2025 yılının Ocak ve Şubat ayları, Orta Doğu'da önemli gelişmelere sahne oldu. Bölgedeki siyasi ve askeri dinamikler, uluslararası ilişkileri derinden etkiledi.
Suriye'de Yeni Dönem
Beşar Esad'ın Aralık 2024'te ülkeyi terk etmesinin ardından, Suriye'de iktidarı ele geçiren Heyet Tahrir eş-Şam (HTŞ), geçici hükümet ilan etti ve diplomatik temaslara başladı. HTŞ, BM'nin de dahil olduğu bir süreçle yeni bir anayasa yazılmasını hedefliyor. Bu yeni siyasi sistemin ne kadar kapsayıcı olacağı, azınlıklar, farklı etnik ve dini gruplar ile kadın hakları açısından ne kadar özgürlükçü olacağı 2025 boyunca izlenecek konular arasında olacak.

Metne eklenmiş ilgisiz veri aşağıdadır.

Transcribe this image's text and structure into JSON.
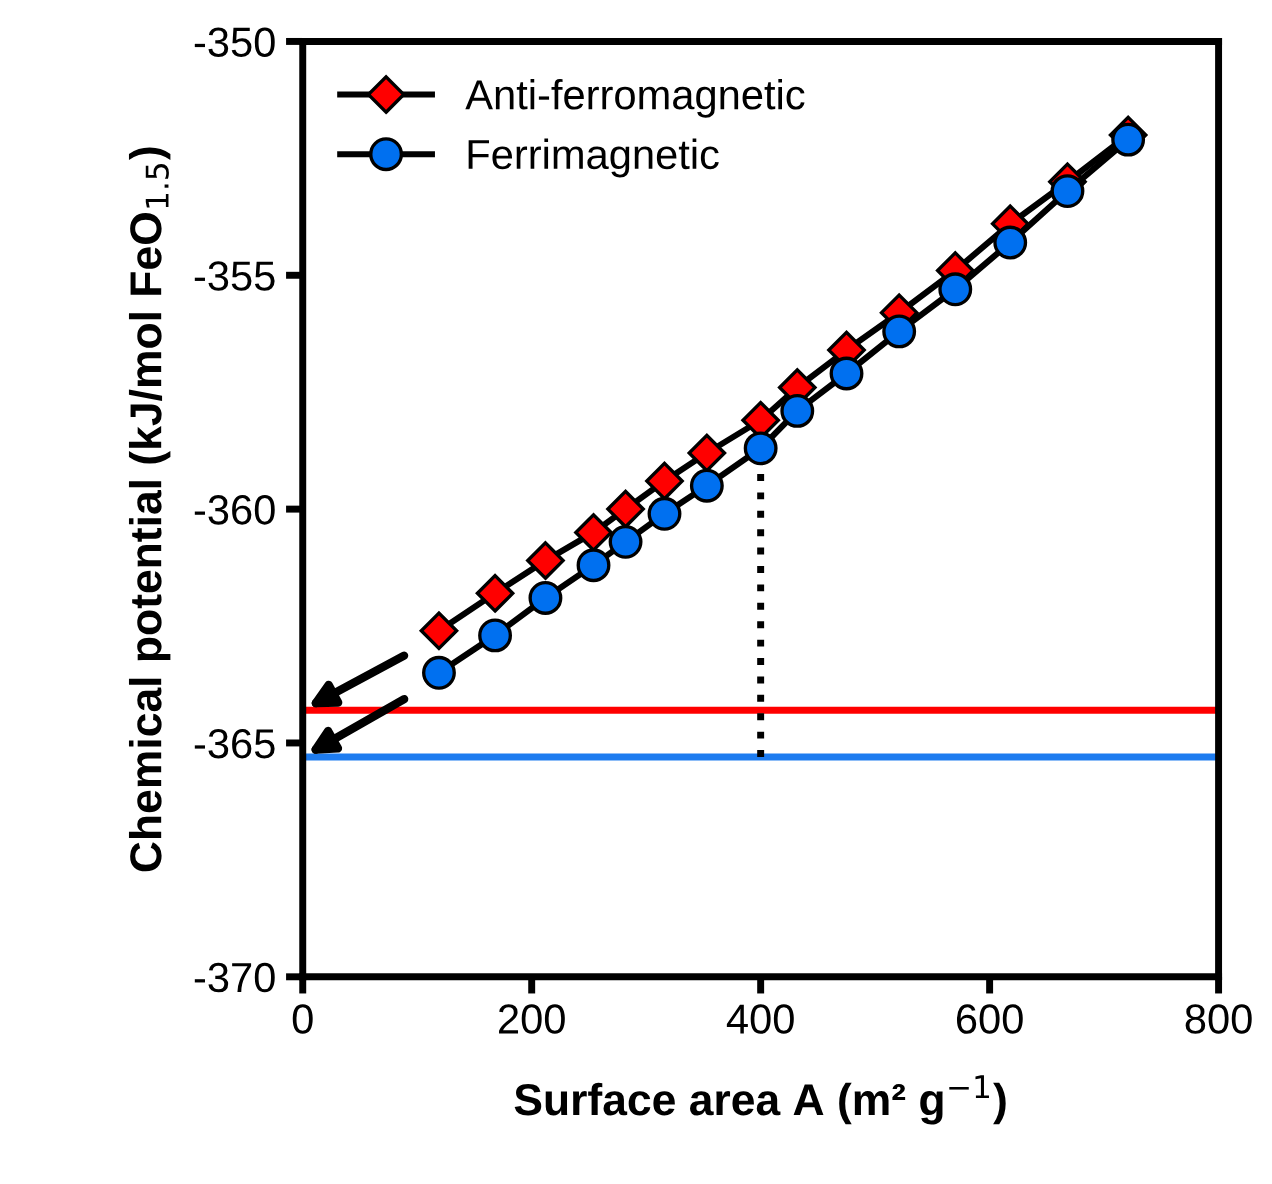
{
  "chart_data": {
    "type": "line",
    "xlabel": "Surface area A (m² g$^{−1}$)",
    "ylabel": "Chemical potential (kJ/mol FeO$_{1.5}$)",
    "xlim": [
      0,
      800
    ],
    "xticks": [
      0,
      200,
      400,
      600,
      800
    ],
    "ylim": [
      -370,
      -350
    ],
    "yticks": [
      -370,
      -365,
      -360,
      -355,
      -350
    ],
    "grid": false,
    "legend": "top left",
    "line_style": "solid",
    "series": [
      {
        "name": "Anti-ferromagnetic",
        "color": "#ff0000",
        "marker": "diamond",
        "x": [
          119,
          168,
          212,
          254,
          282,
          316,
          353,
          400,
          432,
          475,
          521,
          570,
          618,
          668,
          721
        ],
        "values": [
          -362.6,
          -361.8,
          -361.1,
          -360.5,
          -360.0,
          -359.4,
          -358.8,
          -358.1,
          -357.4,
          -356.6,
          -355.8,
          -354.9,
          -353.9,
          -353.0,
          -352.0
        ]
      },
      {
        "name": "Ferrimagnetic",
        "color": "#0070f0",
        "marker": "circle",
        "x": [
          119,
          168,
          212,
          254,
          282,
          316,
          353,
          400,
          432,
          475,
          521,
          570,
          618,
          668,
          721
        ],
        "values": [
          -363.5,
          -362.7,
          -361.9,
          -361.2,
          -360.7,
          -360.1,
          -359.5,
          -358.7,
          -357.9,
          -357.1,
          -356.2,
          -355.3,
          -354.3,
          -353.2,
          -352.1
        ]
      }
    ],
    "ref_lines": [
      {
        "axis": "y",
        "value": -364.3,
        "color": "#ff0000",
        "line_style": "solid"
      },
      {
        "axis": "y",
        "value": -365.3,
        "color": "#1e7cf0",
        "line_style": "solid"
      },
      {
        "axis": "x",
        "value": 400,
        "color": "#000000",
        "line_style": "dotted"
      }
    ]
  }
}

Suriye'deki bu değişim, bölgedeki güç dengelerini de etkiledi. Özellikle İran'ın "Direniş Ekseni" olarak bilinen ittifak sistemi çöktü ve Suriye'ye yaptığı milyarlarca dolarlık yatırımlar boşa gitti. Bu durum, İran'ın bölgedeki nüfuzunu zayıflattı.
İsrail-Filistin Gerilimi ve Trump'ın Tehditleri
İsrail ile Hamas arasında 2023 yılında başlayan çatışmalar, 2025'te de bölgeyi etkilemeye devam ediyor. ABD Başkanı Donald Trump, göreve başlamadan önce yaptığı açıklamalarda, Gazze'deki rehinelerin 20 Ocak 2025'ten önce serbest bırakılmaması halinde Orta Doğu'nun cehenneme döneceğini belirtti. Bu tehdit, bölgedeki tansiyonu daha da artırdı.
Ocak ayında, Hamas üç rehineyi serbest bırakırken, İsrail 183 Filistinli tutukluyu serbest bıraktı. Bu adımlar, taraflar arasında bir nebze de olsa tansiyonu düşürdü.
Lübnan'da Ateşkes ve İç Dinamikler
İsrail ile Lübnan arasında Kasım 2024'te ilan edilen 60 günlük ateşkes, Şubat 2025 ortasına kadar uzatıldı. Ancak İsrail'in, ateşkes anlaşmasında belirtilen bazı bölgelerden çekilmeyi reddetmesi, evlerine dönmeye çalışan sivillerle çatışmalara yol açtı. Bu durum, bölgedeki istikrarsızlığı artırdı.
Kişisel Görüşler
Orta Doğu'daki bu gelişmeler, bölgenin ne kadar kırılgan ve dinamik bir yapıya sahip olduğunu bir kez daha gösteriyor. Suriye'deki rejim değişikliği, sadece ülke içindeki dengeleri değil, aynı zamanda bölgesel güçlerin stratejilerini de etkiliyor. İran'ın nüfuz kaybı, yeni ittifakların ve politikaların oluşmasına zemin hazırlayabilir.
İsrail-Filistin gerilimi ise uluslararası toplumun daha etkin ve adil bir yaklaşım sergilemesini gerektiriyor. Trump'ın tehditkâr söylemleri, sorunu çözmek yerine daha da karmaşık hale getirebilir. Barışçıl ve diplomatik çözümler, bölgenin istikrarı için elzemdir.
Lübnan'daki durum, ateşkeslerin kalıcı barışa dönüşmesinin ne kadar zor olduğunu gösteriyor. Tarafların karşılıklı güven inşa etmesi ve uluslararası toplumun desteği, bu süreçte kritik öneme sahip.
Sonuç olarak, 2025'in ilk iki ayı, Orta Doğu'da önemli değişimlerin ve zorlukların yaşandığı bir dönem oldu. Bölgedeki aktörlerin atacağı adımlar, gelecekteki barış ve istikrarın belirleyicisi olacaktır.